While the legislative environments across the Asia Pacific countries are very diverse, these government interventions protect employees and ensure they get a fair wage. Compliance to these will also protect employers and avoid similar scandals as discussed earlier, as well as any additional costs and reputational damage that audit findings may leave.

Natural Disasters and COVID-19 Health Crisis

The Asia Pacific region is not a stranger to natural disasters, and countries are regularly exposed to earthquakes, tsunamis, tropical storms and volcanic eruptions –just to name a few—which affect millions of people every year. The first half of FY20 alone has seen 27 weather systems, 16 of them declared as typhoons that affected multiple countries in Asia. From September 2019 to February 2020, Australians saw a devastating fire season that burnt about 191,000 hectares of land over 79 days, causing extensive damage to the environment, homes and businesses.

It’s impossible to review 2020 without mentioning Coronavirus – the biggest crisis that has affected businesses all over the world. Whilst COVID-19 cases rose in countries across the region, and governments quickly introduced measures to support employers and employees through temporary subsidies like the Jobkeeper in Australia, Economic Response packages in New Zealand, One-off Cash Assistance in Malaysia and the Job Support Scheme in Singapore. Other measures to ease obligations for companies were implemented as well, such as extending deadlines for filing of taxes in Japan, Philippines, Taiwan and Thailand, and the suspension or deferral of contributions in Vietnam and Singapore.

In times of uncertainty brought about by natural disasters and a global pandemic, payroll plays a significant role in the wellbeing of people. Payroll teams are integral in getting all the government’s financial support out to employees quickly, and this is on top of making sure the pay gets out the door accurately and on time every month. Getting the pay right is not an easy feat anywhere, and this is why payroll teams deserve the praise, including from Australian Prime Minister Scott Morrison for being the unsung heroes in any crisis.

FY20 has indeed been a rollercoaster, but everything in the past 12 months has just proven how crucial payroll is to any business, and not giving it enough support and attention is pretty detrimental to the whole organisation.
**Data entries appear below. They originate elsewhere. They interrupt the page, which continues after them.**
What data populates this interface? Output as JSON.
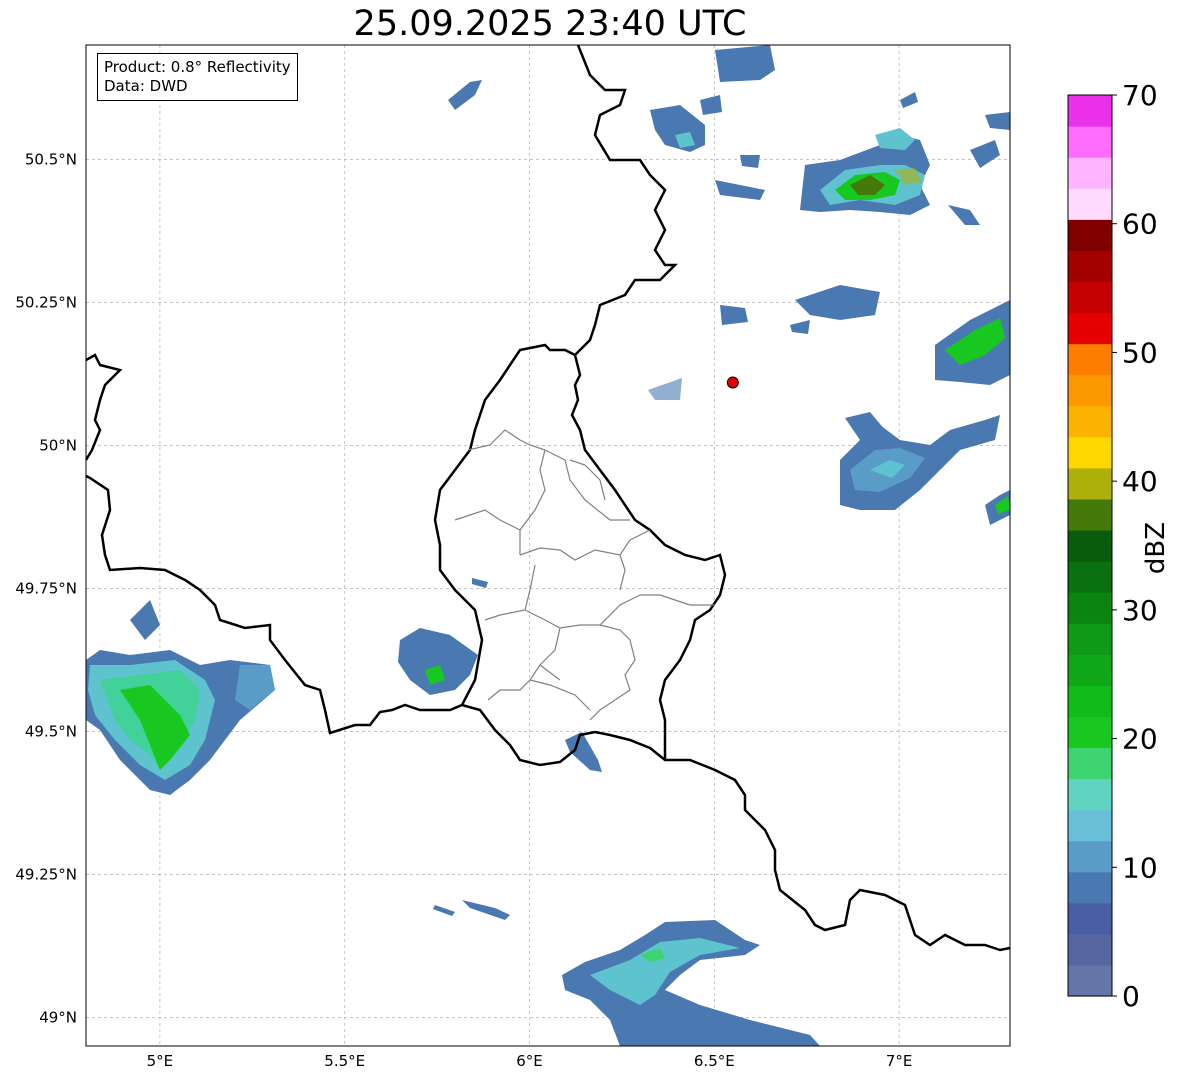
{
  "title": "25.09.2025 23:40 UTC",
  "info": {
    "product": "Product: 0.8° Reflectivity",
    "source": "Data: DWD"
  },
  "axes": {
    "lon_range": [
      4.8,
      7.3
    ],
    "lat_range": [
      48.95,
      50.7
    ],
    "lon_ticks": [
      {
        "v": 5.0,
        "label": "5°E"
      },
      {
        "v": 5.5,
        "label": "5.5°E"
      },
      {
        "v": 6.0,
        "label": "6°E"
      },
      {
        "v": 6.5,
        "label": "6.5°E"
      },
      {
        "v": 7.0,
        "label": "7°E"
      }
    ],
    "lat_ticks": [
      {
        "v": 50.5,
        "label": "50.5°N"
      },
      {
        "v": 50.25,
        "label": "50.25°N"
      },
      {
        "v": 50.0,
        "label": "50°N"
      },
      {
        "v": 49.75,
        "label": "49.75°N"
      },
      {
        "v": 49.5,
        "label": "49.5°N"
      },
      {
        "v": 49.25,
        "label": "49.25°N"
      },
      {
        "v": 49.0,
        "label": "49°N"
      }
    ]
  },
  "radar_site": {
    "lon": 6.55,
    "lat": 50.11,
    "color": "#e00000"
  },
  "colorbar": {
    "label": "dBZ",
    "min": 0,
    "max": 70,
    "ticks": [
      {
        "v": 0,
        "label": "0"
      },
      {
        "v": 10,
        "label": "10"
      },
      {
        "v": 20,
        "label": "20"
      },
      {
        "v": 30,
        "label": "30"
      },
      {
        "v": 40,
        "label": "40"
      },
      {
        "v": 50,
        "label": "50"
      },
      {
        "v": 60,
        "label": "60"
      },
      {
        "v": 70,
        "label": "70"
      }
    ],
    "colors": [
      "#6577a8",
      "#5566a0",
      "#4a5ea5",
      "#4a78b0",
      "#5a9cc8",
      "#68c0d8",
      "#60d4c0",
      "#3ed470",
      "#18c820",
      "#12bc18",
      "#10a818",
      "#0e9a16",
      "#0c8412",
      "#0a7010",
      "#085c0c",
      "#457a0a",
      "#adb00a",
      "#fed700",
      "#fcb300",
      "#fc9800",
      "#fc7e00",
      "#e40000",
      "#c40000",
      "#a40000",
      "#800000",
      "#ffdcff",
      "#ffb4ff",
      "#ff6cff",
      "#ea30ea"
    ]
  }
}
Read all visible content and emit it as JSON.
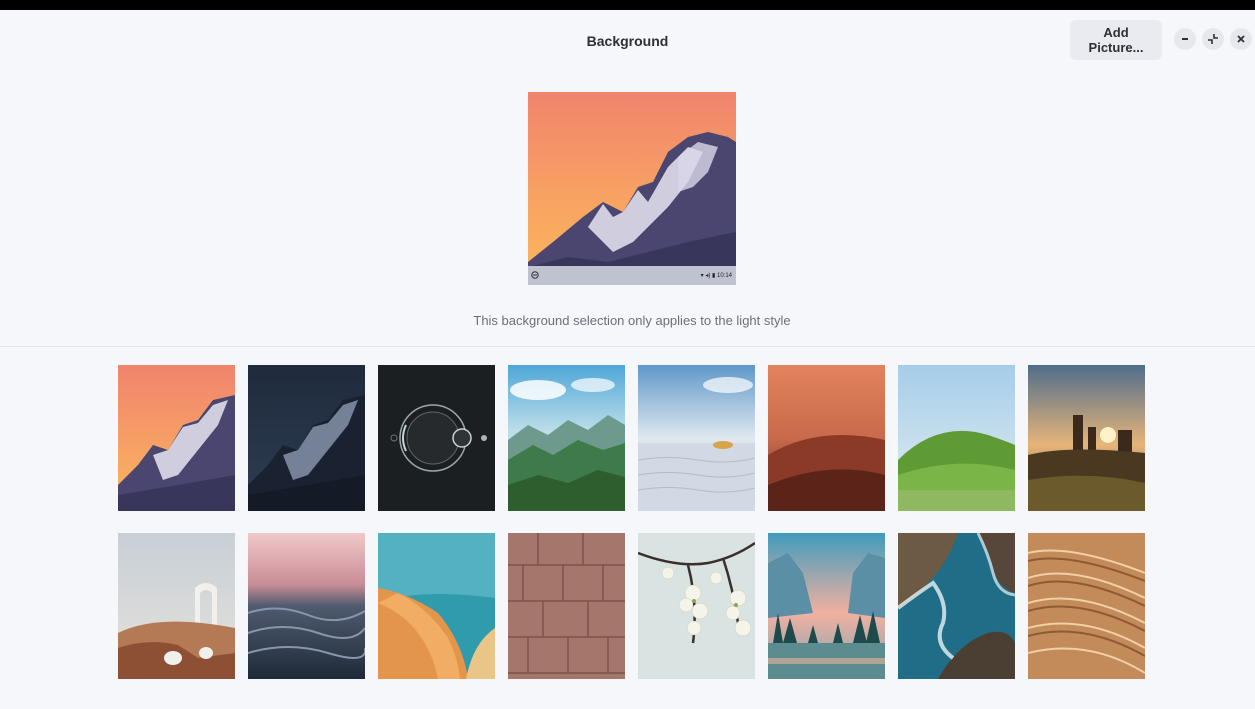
{
  "window": {
    "title": "Background",
    "add_picture_label": "Add Picture...",
    "controls": [
      "minimize-icon",
      "restore-icon",
      "close-icon"
    ]
  },
  "preview": {
    "panel_clock": "10:14",
    "panel_icons": [
      "zorin-menu-icon",
      "wifi-icon",
      "volume-icon",
      "battery-icon"
    ]
  },
  "notice": "This background selection only applies to the light style",
  "wallpapers": [
    {
      "name": "mountain-sunset"
    },
    {
      "name": "mountain-night"
    },
    {
      "name": "zorin-logo-dark"
    },
    {
      "name": "green-valley"
    },
    {
      "name": "white-sand-dunes"
    },
    {
      "name": "orange-dune"
    },
    {
      "name": "green-hills"
    },
    {
      "name": "desert-buttes-sunset"
    },
    {
      "name": "desert-arch"
    },
    {
      "name": "ocean-waves"
    },
    {
      "name": "sand-dune-coast"
    },
    {
      "name": "stone-wall"
    },
    {
      "name": "white-blossoms"
    },
    {
      "name": "mountain-lake"
    },
    {
      "name": "aerial-coast"
    },
    {
      "name": "sand-ripples"
    }
  ],
  "colors": {
    "background": "#f6f7fb",
    "button": "#e9ebf0",
    "text": "#2d2f33",
    "muted_text": "#6b6f78"
  }
}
It is not only because employees need to get paid, but because payroll is a starting point to many things: wellness and prosperity, engagement and performance, to business stability and positive reputation.

We do not know what FY21 will bring. We all continue to hope for the best and hope that in the coming year, payroll will have a more prominent place at the table and be used to guide organisations in the way forward.